Selepet - Orientation



Identification. The name "Selepet" is derived from the sentence "Selep pekyap," meaning "The house collapsed," an event recounted in the story of the people's dispersal from their primordial residential site.

Location. The people live in the Valley of the Pumune River, a tributary of the Kwama River, and along the windward slopes of a low coastal range to the north, located on the Huon Peninsula, Morobe Province, Papua New Guinea, around 6° S and 147° E, mainly at altitudes of 900 to 1,800 meters. They are bounded to the east and west by the more numerous Komba and Timbe peoples. Together these three peoples are separated from the other mountain peoples of the Huon Peninsula by a natural barrier formed by the 3,000-3,900-meter Saruwaged and Cromwell ranges.

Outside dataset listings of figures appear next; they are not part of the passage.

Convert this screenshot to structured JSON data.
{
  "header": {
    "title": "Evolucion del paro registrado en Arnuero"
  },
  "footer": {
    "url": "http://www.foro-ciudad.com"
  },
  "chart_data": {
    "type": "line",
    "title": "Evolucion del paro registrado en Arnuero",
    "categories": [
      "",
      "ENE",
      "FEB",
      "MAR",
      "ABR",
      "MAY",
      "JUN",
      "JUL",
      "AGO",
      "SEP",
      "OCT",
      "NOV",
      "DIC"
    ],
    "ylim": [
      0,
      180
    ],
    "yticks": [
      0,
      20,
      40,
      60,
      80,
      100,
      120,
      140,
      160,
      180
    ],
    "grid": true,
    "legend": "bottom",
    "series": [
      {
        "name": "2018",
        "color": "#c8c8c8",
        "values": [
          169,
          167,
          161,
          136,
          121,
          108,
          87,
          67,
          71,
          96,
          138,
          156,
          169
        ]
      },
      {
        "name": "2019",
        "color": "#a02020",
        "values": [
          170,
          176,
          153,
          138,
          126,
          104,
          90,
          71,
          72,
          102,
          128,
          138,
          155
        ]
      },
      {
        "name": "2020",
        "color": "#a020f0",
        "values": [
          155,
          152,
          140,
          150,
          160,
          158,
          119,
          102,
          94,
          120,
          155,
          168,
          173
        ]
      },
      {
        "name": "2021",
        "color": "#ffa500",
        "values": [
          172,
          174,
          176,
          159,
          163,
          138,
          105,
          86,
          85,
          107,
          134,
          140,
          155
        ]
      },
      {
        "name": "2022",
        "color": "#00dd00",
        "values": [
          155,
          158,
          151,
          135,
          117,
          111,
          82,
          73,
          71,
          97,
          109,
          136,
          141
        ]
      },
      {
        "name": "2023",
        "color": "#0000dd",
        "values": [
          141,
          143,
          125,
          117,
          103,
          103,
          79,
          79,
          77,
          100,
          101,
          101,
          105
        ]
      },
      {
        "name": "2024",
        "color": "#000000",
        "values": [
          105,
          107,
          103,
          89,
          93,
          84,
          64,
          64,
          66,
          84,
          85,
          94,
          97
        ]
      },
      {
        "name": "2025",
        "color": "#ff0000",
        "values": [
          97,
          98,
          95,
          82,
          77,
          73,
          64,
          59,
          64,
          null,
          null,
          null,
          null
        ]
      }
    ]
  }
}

Demography. The 1980 census states that 3,600 persons speak the Northern Selepet dialect and 2,700 speak the Southern. The mountain population is relatively dense: 19.6 persons per square kilometer as compared to a national average of 4.6.

Linguistic Affiliation. The language is a member of the Western Huon Family, Finisterre-Huon Stock, Trans-New Guinea Phylum of Papuan languages. It has two major dialects: the Northern, spoken along the coastal slopes and the Lower Pumune Valley; and the Southern, spoken in the Upper Pumune Valley.